L&DBusiness

Learning With Rebels: Insights from Shannon Tipton

featuring Shannon Tipton

Shannon Tipton challenges conventional L&D thinking with her "rebel" approach to workplace learning.

Shannon Tipton — the "Learning Rebel" — joined me for a conversation that challenged a lot of what I assumed about workplace learning.

The Rebel Philosophy

Shannon's core message: stop designing training programs and start designing learning experiences. The difference? Training is something you do TO people. Learning is something people do FOR themselves.

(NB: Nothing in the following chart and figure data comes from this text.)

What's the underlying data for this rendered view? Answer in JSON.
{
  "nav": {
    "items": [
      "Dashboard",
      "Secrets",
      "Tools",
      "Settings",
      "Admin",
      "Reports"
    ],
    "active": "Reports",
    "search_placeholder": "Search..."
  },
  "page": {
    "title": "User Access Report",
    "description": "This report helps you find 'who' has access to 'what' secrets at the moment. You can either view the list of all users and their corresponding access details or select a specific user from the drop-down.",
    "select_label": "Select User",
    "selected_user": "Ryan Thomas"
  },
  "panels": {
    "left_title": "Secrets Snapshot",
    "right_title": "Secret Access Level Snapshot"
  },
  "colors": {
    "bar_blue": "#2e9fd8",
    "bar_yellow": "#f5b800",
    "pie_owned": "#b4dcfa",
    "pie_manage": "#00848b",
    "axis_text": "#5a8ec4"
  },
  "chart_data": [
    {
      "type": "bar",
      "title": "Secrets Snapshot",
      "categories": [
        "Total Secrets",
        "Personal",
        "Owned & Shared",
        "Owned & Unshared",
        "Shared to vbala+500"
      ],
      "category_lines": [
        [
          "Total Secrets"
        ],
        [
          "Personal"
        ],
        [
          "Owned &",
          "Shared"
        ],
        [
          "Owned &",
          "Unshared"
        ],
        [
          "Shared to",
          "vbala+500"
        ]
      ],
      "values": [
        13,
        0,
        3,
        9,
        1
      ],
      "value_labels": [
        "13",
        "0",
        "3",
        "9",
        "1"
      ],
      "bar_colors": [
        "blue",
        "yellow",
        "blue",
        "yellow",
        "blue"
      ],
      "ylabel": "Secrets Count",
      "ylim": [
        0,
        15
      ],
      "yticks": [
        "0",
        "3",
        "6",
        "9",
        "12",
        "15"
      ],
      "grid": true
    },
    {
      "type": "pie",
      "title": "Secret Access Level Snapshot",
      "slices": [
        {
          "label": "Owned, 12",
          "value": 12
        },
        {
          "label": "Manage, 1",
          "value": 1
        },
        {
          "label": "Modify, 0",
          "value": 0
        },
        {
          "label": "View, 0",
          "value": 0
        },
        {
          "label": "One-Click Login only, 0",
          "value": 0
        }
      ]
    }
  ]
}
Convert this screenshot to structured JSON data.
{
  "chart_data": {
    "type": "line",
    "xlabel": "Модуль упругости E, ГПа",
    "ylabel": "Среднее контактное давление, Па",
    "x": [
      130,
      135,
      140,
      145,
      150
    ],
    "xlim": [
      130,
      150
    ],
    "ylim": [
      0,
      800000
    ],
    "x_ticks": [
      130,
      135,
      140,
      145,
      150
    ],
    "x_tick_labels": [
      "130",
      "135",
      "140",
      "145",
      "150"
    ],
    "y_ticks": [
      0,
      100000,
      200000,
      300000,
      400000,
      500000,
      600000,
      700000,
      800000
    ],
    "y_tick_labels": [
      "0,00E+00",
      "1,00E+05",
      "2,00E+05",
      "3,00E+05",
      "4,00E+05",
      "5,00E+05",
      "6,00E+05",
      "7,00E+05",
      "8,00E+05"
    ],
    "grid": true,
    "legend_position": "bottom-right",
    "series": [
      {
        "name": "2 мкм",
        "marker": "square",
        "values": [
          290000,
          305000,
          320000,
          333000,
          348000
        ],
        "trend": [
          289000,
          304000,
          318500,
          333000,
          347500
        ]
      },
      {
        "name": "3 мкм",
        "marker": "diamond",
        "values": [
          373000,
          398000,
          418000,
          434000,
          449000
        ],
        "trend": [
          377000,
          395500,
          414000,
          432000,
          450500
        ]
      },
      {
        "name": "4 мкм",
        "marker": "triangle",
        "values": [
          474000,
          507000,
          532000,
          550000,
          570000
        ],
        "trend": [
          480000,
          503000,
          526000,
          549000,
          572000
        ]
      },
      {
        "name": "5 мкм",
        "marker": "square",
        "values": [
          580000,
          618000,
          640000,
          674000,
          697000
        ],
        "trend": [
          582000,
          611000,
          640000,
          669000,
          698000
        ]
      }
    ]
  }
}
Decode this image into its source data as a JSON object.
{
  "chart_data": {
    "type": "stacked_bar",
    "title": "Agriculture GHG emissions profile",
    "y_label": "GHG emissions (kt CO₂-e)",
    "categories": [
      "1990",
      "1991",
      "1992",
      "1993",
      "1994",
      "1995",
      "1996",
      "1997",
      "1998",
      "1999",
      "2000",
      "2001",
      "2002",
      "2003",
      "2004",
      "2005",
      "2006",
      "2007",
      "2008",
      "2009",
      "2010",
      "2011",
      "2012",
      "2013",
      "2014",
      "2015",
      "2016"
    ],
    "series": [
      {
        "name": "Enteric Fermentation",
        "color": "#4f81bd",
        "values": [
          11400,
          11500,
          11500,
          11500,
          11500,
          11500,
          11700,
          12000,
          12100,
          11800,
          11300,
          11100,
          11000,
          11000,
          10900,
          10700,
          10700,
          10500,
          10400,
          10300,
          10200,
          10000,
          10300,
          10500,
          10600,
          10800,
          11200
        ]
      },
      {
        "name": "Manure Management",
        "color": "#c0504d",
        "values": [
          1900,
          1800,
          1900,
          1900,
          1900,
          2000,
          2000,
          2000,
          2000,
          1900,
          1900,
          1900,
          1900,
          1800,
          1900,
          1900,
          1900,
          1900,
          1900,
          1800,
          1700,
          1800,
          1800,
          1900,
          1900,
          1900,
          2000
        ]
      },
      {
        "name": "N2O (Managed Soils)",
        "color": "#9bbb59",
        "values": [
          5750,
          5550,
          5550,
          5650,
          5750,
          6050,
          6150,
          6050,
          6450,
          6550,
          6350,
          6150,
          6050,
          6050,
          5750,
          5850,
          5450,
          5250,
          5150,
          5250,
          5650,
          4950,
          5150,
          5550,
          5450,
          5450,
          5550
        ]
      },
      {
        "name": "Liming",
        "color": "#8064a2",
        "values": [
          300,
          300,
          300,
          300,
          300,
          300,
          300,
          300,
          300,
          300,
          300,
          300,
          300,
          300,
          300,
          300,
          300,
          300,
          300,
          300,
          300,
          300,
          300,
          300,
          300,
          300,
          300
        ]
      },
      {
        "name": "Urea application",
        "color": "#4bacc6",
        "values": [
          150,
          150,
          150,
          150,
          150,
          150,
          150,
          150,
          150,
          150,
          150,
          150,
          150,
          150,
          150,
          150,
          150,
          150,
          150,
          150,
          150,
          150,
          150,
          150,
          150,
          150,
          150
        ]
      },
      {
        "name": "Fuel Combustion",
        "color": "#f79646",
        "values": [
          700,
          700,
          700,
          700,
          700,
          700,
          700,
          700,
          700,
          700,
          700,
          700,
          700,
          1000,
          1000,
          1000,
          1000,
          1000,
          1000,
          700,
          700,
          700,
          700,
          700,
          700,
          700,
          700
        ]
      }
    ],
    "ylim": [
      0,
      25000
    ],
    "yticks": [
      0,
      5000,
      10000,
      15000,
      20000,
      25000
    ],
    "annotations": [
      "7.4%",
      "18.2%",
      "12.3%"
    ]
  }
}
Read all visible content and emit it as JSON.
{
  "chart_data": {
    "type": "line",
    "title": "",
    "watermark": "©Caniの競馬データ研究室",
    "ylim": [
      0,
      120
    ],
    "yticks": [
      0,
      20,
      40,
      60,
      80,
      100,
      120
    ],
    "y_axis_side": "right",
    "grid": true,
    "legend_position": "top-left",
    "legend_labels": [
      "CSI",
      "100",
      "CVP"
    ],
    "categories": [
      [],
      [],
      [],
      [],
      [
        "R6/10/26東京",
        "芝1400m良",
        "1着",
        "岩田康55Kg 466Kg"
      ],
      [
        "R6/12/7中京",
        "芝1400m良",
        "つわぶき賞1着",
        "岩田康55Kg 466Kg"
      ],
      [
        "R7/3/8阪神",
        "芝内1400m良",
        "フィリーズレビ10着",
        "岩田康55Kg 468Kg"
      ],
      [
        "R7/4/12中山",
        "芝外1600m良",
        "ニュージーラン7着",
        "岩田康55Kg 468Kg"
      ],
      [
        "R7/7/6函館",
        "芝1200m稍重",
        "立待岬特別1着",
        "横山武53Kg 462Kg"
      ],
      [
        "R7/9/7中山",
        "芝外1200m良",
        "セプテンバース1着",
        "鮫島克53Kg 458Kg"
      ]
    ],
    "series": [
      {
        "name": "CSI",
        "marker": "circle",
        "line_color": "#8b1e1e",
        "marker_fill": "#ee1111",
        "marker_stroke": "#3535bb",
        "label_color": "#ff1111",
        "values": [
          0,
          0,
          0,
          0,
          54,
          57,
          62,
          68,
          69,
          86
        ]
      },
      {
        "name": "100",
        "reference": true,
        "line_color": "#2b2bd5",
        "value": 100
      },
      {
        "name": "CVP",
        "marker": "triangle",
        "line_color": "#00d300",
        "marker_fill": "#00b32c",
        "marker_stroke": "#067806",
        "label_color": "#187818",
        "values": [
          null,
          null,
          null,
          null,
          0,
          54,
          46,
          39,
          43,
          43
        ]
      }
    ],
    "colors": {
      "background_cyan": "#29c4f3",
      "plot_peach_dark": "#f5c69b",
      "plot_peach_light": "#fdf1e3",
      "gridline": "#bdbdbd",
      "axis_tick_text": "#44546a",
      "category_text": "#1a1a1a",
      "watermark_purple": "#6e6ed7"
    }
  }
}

Her approach flips the traditional model. Instead of a structured curriculum that everyone follows, create an environment where people can pull the learning they need, when they need it.

Key Takeaways

Performance Support Over Courses Not everything needs to be a course. Sometimes a quick reference guide, a 2-minute video, or a chatbot that answers questions is more effective than a 60-minute module.

Social Learning Is Underrated People learn more from peers than from training departments. Shannon advocates for creating spaces and systems that facilitate knowledge sharing between employees.

The 70-20-10 Model 70% of learning happens on the job, 20% through social interaction, and 10% through formal training. Most L&D budgets are backwards — they spend 80% on that 10%.

How This Connects to AI

Shannon and I discussed how AI tools can enhance the 70% — on-the-job learning. AI assistants that answer questions in context, recommend resources based on what you're working on, and adapt to your learning style.

The future of L&D isn't better courses. It's better support systems that help people learn while they work.